ハンディな広帯域受信機DJ-X11でモビールアンテナを家の屋根にくっつけてみたところ、田舎の山に近いところなので聞こえてくるものといえば地元のラジオと短波、それにACARSのパケット音くらい。
そこで、ためしにAPT受信を試みた。 これはNOAA衛星からの気象ファックスで、高度800kmから137MHz付近で放送されている画像を受信することで、比較的簡単に雲画像を得ることができるサービス。
DJ-X11ではKG-APTという便利なソフトを使うと自動受信が可能。
おお・・・左に日本列島の太平洋側が見える! なかなか楽しい。
しかしこれだけの画像が受信できたのはこの日だけで、あとは信号が小さくノイズだらけのパスばかりだった。小さいモノポールアンテナでは向いてないのは最初から分かってたが・・・。
QFHアンテナ
空を駆け巡る衛星から電波を安定して得る方法はいろいろ存在する、指向性の強い八木アンテナで追尾するものから、全方位に感度を持つアンテナで固定運用、まで。
NOAAのAPT受信ではQFHアンテナを使うのがメジャーらしい。
QFHは無指向かつ、偏波の変動に強い方式。
ならばこいつを作ってみようということで、とりあえず針金を一巻き揃えた。
430M帯用アンテナの試作
アンテナ工作自体は、こちらのサイトの情報を参考にして、このサイトで寸法を計算。 組立用の寸法でみると137MHz用はとても大きく、縦で70センチ近くなる。 ということで436.5MHzに合わせた小型衛星用アンテナをまず作ってみた。 こちらは縦が30センチ。 小さいので作りやすい。 QFHアンテナでは長めの素子、短めの素子を組み合わせてひねり、2重らせんを作る。(捻る方向は注意)
泡立て器1号 |
素子の上下の固定にはペットボトルのフタを使った。底部にもう一つ貼りつけて、いざとなればペットボトルを土台にできるようにする。 あまり深い意図は無い。
素子同士の接続は圧着端子で行った。
前回超軽量八木アンテナで使っていた鰐口クリップ使用の接続コネクタ。 これを使い回す。
このように素子との接続をワンタッチで行えるため、面倒なハンダ付けを回避できた。
性能
雪原に木の棒をさしてその上にアンテナを載せてみた の図。 このときは雨が降ってきたので諦めた。
夜に窓際に置いて小型衛星を待ち受けたところ、南の方から上がるパスのKKS-1、PRISM のCWが明瞭に聞こえてきた。 角度は12度くらいからだったと思う。
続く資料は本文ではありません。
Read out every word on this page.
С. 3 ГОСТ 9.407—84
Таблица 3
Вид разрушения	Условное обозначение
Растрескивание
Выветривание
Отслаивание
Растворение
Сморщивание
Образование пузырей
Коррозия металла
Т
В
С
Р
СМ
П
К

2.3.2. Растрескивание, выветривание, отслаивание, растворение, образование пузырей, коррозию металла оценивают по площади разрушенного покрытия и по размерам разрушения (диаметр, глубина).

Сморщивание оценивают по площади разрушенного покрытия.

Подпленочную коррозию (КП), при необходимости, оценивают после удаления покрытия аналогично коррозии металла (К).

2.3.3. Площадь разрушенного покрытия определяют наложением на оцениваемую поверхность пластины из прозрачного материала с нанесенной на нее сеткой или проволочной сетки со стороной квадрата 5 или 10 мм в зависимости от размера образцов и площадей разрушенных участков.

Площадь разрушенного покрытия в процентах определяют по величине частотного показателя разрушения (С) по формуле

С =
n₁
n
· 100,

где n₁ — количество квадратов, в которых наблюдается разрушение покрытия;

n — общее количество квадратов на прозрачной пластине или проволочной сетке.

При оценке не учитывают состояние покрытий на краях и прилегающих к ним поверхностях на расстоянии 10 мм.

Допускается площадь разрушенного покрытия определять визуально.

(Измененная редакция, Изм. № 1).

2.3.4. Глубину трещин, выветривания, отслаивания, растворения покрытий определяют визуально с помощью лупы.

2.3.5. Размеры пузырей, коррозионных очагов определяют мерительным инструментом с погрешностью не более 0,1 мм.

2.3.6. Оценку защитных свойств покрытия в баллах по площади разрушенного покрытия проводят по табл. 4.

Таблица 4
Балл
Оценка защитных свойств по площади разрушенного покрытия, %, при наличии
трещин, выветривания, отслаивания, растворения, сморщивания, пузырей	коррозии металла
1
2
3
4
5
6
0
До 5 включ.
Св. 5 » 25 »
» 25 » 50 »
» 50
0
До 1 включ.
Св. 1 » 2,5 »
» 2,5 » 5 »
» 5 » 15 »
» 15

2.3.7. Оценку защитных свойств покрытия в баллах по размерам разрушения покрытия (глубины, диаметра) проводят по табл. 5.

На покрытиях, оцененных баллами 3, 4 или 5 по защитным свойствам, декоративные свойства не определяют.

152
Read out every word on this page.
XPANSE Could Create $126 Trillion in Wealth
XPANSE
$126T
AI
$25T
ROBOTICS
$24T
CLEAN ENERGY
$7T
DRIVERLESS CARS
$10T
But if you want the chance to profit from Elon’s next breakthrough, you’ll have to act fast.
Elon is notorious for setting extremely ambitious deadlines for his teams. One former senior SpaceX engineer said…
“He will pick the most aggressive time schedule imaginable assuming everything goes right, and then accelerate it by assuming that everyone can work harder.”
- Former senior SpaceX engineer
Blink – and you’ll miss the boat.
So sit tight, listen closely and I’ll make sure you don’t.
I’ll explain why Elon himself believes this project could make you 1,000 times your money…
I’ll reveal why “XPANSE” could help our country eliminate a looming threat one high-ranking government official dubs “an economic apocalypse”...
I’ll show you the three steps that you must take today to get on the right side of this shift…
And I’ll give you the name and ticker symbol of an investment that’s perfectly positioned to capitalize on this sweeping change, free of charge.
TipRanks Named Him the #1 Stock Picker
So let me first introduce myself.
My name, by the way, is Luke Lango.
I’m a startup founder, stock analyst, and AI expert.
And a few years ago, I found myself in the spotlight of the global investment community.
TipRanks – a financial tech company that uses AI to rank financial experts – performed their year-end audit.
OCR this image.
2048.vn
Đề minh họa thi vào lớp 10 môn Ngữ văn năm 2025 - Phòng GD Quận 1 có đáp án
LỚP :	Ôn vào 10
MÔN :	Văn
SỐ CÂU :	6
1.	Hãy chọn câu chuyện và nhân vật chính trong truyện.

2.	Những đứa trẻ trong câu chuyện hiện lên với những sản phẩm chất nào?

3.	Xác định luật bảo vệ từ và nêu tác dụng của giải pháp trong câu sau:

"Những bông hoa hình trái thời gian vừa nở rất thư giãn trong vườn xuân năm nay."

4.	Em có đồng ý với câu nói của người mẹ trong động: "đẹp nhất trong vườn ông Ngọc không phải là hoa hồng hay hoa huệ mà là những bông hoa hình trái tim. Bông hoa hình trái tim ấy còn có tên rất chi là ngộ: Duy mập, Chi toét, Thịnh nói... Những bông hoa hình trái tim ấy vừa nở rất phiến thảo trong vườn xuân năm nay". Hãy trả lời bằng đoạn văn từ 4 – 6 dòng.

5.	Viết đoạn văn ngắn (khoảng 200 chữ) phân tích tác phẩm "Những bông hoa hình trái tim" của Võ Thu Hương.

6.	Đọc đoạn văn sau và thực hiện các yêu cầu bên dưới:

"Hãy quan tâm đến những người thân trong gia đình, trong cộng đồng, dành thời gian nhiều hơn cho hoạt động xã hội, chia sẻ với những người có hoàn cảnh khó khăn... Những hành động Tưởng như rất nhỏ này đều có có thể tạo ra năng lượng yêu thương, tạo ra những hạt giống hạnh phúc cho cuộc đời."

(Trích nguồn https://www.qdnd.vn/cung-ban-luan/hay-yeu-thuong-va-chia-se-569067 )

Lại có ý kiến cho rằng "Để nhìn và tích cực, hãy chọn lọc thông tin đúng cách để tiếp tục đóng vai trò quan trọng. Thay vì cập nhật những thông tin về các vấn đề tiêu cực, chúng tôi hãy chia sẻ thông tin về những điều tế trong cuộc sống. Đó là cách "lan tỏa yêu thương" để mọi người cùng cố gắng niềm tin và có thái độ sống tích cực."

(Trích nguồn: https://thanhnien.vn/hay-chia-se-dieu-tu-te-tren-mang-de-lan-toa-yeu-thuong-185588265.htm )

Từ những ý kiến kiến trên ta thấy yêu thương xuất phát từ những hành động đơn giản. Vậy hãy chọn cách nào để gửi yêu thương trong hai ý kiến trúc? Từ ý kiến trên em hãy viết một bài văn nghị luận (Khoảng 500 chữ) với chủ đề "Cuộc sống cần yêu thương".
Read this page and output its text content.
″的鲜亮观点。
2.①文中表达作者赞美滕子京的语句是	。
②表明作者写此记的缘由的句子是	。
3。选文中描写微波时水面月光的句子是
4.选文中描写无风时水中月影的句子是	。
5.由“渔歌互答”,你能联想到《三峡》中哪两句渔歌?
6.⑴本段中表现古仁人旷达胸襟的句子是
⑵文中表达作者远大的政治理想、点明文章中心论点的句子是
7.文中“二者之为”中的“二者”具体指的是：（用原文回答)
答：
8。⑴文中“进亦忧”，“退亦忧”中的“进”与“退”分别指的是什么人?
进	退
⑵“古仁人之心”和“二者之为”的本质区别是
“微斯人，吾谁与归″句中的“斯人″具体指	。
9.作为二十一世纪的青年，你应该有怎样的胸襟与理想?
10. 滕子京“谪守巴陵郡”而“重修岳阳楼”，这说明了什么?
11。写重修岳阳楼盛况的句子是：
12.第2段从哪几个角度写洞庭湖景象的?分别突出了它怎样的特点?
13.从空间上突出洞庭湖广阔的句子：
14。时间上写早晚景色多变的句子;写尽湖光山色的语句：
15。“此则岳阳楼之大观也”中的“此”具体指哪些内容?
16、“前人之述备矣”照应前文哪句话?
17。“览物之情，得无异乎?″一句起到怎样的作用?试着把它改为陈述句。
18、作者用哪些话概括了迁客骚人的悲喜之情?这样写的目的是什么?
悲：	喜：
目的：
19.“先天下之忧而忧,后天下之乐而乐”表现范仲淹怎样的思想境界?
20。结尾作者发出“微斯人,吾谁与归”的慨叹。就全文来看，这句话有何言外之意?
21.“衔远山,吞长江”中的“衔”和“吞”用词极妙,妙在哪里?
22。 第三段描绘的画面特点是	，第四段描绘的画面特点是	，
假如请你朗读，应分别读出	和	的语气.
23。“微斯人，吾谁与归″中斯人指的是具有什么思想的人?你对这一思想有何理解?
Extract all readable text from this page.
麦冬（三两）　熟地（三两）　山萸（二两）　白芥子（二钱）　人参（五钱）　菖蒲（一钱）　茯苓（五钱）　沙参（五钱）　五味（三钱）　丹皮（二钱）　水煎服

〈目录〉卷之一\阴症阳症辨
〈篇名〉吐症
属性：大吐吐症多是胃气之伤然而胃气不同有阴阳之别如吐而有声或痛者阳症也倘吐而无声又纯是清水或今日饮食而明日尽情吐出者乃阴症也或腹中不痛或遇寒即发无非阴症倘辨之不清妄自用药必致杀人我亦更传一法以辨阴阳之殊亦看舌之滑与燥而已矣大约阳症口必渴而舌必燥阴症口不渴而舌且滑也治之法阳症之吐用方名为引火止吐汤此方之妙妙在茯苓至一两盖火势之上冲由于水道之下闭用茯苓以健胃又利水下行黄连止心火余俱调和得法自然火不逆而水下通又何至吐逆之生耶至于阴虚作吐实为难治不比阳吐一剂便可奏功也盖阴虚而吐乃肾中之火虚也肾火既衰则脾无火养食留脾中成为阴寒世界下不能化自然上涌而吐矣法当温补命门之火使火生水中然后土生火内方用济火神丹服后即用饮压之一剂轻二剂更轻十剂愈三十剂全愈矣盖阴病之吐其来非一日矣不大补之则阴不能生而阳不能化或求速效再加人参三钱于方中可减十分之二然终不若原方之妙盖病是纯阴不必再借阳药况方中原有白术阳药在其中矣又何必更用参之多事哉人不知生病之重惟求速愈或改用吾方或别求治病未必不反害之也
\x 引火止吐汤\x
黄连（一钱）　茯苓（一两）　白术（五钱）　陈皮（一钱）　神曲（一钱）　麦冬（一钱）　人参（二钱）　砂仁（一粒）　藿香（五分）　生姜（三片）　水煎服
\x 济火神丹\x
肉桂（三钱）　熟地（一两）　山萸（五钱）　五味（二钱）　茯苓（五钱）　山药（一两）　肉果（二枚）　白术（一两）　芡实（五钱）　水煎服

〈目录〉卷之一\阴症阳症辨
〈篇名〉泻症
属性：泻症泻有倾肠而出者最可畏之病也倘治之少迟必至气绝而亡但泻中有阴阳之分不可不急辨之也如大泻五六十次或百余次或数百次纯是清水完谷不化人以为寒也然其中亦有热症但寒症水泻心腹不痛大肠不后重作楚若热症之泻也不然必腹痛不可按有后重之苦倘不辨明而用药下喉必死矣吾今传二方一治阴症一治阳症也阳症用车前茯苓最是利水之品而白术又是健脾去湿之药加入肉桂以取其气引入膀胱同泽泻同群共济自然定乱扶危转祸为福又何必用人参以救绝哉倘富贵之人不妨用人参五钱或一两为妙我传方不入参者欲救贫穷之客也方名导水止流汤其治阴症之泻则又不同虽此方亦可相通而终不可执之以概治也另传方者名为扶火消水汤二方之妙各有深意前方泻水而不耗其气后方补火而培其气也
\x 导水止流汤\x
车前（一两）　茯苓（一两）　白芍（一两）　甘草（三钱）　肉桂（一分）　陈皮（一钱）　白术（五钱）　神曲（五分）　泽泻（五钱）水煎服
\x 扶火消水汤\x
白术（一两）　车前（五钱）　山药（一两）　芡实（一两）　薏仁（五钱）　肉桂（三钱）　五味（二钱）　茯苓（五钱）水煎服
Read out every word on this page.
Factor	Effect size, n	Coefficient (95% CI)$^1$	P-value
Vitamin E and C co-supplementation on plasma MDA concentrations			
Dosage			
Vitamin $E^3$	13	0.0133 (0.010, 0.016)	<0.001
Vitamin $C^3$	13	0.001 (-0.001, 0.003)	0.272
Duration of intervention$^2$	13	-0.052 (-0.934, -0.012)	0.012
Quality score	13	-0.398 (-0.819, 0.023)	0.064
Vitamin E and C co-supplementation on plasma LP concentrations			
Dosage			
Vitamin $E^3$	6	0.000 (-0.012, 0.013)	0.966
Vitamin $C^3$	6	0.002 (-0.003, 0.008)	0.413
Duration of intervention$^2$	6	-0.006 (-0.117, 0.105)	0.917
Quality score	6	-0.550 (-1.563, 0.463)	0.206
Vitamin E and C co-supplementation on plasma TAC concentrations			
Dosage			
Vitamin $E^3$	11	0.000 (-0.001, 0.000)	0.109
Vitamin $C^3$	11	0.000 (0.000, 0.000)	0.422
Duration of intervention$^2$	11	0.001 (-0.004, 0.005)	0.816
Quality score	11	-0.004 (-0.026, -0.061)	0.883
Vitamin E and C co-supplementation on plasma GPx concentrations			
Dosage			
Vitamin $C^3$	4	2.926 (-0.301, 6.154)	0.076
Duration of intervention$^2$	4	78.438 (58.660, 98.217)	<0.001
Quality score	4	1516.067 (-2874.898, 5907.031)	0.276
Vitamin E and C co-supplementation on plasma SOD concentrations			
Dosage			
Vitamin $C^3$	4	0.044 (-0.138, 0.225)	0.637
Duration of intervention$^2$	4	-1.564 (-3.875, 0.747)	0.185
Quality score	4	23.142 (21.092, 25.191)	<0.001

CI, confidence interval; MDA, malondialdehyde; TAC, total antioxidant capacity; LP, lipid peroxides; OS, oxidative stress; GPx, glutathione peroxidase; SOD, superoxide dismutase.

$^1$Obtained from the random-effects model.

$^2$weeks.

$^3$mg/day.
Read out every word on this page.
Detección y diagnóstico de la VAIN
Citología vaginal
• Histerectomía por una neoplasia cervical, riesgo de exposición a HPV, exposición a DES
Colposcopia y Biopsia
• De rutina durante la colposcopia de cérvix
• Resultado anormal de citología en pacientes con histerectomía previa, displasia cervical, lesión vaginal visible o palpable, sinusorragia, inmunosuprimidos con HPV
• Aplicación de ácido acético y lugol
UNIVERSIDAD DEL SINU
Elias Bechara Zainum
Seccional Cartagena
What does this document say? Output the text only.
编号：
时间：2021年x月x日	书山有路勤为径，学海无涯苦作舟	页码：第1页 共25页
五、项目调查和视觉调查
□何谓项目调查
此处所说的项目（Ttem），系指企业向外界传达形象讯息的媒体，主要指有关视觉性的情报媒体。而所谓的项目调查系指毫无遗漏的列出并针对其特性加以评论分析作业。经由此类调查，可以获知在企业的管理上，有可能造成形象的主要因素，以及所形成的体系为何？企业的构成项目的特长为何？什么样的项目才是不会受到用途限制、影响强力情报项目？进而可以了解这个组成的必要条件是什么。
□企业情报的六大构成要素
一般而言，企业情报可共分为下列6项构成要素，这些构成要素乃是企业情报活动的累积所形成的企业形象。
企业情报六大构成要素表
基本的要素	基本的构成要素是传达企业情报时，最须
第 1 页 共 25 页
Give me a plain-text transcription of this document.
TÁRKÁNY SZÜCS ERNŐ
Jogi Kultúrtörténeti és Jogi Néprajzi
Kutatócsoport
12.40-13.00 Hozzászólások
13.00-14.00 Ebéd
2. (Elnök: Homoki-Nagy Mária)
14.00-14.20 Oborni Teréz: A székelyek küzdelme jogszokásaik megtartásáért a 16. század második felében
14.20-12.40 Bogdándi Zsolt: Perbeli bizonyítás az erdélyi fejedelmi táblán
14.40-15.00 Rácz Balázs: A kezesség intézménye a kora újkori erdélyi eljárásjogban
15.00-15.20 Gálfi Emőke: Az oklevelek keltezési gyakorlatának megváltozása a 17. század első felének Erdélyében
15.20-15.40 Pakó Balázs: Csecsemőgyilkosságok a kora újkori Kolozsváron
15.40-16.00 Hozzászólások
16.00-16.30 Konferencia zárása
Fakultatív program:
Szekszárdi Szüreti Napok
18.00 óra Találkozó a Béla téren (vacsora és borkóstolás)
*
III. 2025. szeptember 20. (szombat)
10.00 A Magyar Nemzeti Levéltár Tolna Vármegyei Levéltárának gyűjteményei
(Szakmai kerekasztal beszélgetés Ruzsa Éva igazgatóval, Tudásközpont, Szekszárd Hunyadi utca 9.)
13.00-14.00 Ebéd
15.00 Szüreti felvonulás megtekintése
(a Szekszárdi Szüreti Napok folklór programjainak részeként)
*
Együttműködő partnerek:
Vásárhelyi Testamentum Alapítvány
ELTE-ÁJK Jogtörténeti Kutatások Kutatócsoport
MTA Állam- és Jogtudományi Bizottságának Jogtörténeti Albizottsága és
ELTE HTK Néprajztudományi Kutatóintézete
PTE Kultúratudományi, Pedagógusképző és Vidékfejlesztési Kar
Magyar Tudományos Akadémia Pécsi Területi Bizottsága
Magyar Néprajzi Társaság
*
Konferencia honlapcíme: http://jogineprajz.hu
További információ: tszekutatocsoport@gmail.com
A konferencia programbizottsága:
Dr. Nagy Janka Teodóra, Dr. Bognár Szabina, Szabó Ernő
(山もそれくらいあるのでなんとも言えない)
窓辺なので視覚的には天頂と北側が見えないのだが、このアンテナだと北にEL30度くらいまでは弱まりながらも波形が確認された。 まんべんなく電波を受信していたようだ。 固定運用には使えそう。
137MHz
NOAA衛星はそう頻繁に現れないので、夜に完成したときはACARSのビーコンを聞いたりして、だいたい136MHzに感度のピークが来ることを確かめた。 天候が回復したら、こんどこそはこいつでAPTを受信してみたい。
コスト
25m498円の針金と廃品だけで出来ているので、単価でみれば限れば500円以下で実現できるのではなかろうか。 針金一巻きあれば、いろんな波長のアンテナを試作するのには困らないだろう。(受信に限れば)
ちゃんとした性能を求める場合は、SMAコネクタなどをはんだ付けできるように真鍮の針金を使うと良いだろう。